Ce Que Cette Histoire Dit Du Cycle 2026

Nous ne sommes plus dans la phase où l’institution découvre l’existence des jetons. Nous sommes dans la phase où elle négocie les modalités d’un éventuel voisinage. Les fonds cotés ont banalisé l’accès. Ils n’ont pas banalisé le risque. Les sondages d’intention se multiplient. Les allocations réelles restent minoritaires. XRP se trouve précisément à l’intersection de ces deux dynamiques : assez visible pour monopoliser une séance de questions, pas encore assez « normalisé » pour entrer par défaut dans les grilles.

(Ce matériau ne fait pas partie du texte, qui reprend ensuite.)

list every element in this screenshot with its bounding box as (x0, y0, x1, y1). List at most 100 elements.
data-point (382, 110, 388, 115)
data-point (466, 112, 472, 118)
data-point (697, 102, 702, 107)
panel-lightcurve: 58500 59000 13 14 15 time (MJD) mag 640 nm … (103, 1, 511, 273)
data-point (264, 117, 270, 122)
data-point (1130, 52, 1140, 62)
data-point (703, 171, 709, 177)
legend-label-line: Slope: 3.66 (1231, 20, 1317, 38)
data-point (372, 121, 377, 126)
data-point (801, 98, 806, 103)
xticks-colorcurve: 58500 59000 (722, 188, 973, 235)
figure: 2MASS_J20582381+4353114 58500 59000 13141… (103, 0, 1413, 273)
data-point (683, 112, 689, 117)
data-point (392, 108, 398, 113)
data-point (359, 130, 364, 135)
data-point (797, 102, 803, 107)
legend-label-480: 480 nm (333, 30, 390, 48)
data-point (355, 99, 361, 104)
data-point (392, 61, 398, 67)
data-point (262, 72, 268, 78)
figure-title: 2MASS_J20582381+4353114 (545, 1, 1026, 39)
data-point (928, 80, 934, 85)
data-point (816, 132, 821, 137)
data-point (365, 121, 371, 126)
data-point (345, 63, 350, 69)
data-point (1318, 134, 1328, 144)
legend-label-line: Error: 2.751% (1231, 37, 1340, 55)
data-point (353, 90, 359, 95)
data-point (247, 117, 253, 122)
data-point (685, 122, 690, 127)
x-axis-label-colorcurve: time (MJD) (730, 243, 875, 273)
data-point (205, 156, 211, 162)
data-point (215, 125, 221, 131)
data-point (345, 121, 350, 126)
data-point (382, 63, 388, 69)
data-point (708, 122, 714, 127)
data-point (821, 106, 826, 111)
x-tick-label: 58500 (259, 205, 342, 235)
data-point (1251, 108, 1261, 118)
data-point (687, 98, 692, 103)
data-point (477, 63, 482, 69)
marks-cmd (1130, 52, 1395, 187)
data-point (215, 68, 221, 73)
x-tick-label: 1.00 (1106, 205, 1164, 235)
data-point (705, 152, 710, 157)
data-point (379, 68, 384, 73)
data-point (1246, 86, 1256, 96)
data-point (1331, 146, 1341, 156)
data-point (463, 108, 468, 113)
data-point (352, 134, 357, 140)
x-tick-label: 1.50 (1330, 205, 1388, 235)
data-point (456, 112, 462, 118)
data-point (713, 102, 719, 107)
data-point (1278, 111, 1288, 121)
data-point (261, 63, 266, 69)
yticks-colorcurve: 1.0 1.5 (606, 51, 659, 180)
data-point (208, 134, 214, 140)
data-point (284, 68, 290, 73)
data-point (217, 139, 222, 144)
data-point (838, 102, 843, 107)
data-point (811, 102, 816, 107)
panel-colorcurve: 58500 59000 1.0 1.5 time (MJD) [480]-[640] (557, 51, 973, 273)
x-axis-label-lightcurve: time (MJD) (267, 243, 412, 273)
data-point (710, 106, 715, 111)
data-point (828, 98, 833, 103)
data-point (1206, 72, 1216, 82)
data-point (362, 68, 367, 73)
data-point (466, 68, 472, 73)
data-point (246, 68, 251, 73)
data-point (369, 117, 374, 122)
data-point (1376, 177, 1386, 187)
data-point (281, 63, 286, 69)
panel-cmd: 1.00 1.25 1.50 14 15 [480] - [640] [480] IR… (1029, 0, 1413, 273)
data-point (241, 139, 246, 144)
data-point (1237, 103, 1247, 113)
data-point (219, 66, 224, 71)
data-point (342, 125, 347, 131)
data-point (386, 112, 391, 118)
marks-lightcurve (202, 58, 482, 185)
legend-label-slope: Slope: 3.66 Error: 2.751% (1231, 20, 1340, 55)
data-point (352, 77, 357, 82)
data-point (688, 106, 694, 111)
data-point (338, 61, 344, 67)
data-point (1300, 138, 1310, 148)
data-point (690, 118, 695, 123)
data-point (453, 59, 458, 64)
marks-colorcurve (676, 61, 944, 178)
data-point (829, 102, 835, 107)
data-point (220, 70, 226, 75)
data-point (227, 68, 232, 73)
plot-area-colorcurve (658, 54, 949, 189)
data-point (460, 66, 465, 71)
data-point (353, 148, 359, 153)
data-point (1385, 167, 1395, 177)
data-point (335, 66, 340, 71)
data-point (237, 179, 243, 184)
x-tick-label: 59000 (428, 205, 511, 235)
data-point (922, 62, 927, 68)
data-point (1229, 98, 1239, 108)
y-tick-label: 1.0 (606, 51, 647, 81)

Le calendrier de fin d’année ajoutera sa propre pression narrative. Si 60 % de cette salle croient à des prix plus élevés d’ici décembre 2026, le marché construira des attentes. Les attentes déçues sont un combustible classique de sorties. Les attentes confirmées attireront des retardataires. Dans les deux cas, le débat reviendra aux flux, pas aux phrases d’après-conférence. C’est sain. Un marché qui ne se juge plus qu’à l’aune des citations d’analystes a déjà cessé de regarder les comptes.

Pour les épargnants qui observent cette séquence depuis l’extérieur, la leçon n’est pas « il faut suivre les gestionnaires ». Beaucoup d’entre eux n’ont encore rien fait. La leçon est plutôt méthodologique. Séparer curiosité, intention, véhicule, flux et détention déclarée. Accepter qu’un actif puisse être le plus discuté et le moins détenu. Refuser les titres qui transforment une salle en plébiscite.

Une Curiosité À Suivre, Pas Une Conclusion À Graver

Au terme de cette séquence, le tableau tient en quelques phrases nettes. Bitwise a parlé à environ quatre cents gestionnaires. XRP a généré plus de questions que les autres cryptomonnaies abordées. Deux tiers des participants n’allouent pas encore. Une majorité se dit prête à le faire dans l’année et table sur des prix plus élevés d’ici la fin 2026. Les ETF américains ont collecté de façon visible depuis novembre 2025, avant une séance de sorties le 2 septembre. De grands noms figurent dans les 13F du deuxième trimestre, sans que l’on puisse en déduire une thèse unique.

Ce n’est ni un feu vert, ni un feu rouge. C’est un feu orange institutionnel : on ralentit, on regarde, on demande le mode d’emploi. Dans six mois, on saura si cette prudence bavarde s’est muée en lignes de portefeuille ou si elle est restée un moment de salle. D’ici là, la seule attitude sérieuse consiste à mesurer ce qui est mesurable — flux, listes blanches, déclarations, plafonds d’allocation — et à laisser les questions de conférence à leur juste place : un signal d’attention, pas une preuve de demande confirmée.

Les marchés n’attendent pas que les récits soient propres. Ils avancent avec des intentions incomplètes, des sondages imparfaits et des produits qui collectent par à-coups. XRP entre dans cette banalité nouvelle, plus intéressante que les slogans. Être le sujet le plus questionné d’une réunion de gestion de fortune, en 2026, veut dire que le dossier a quitté la marge. Cela ne dit pas encore s’il a gagné une place durable dans les mandats. La suite se lira dans les collectes, pas dans les micros.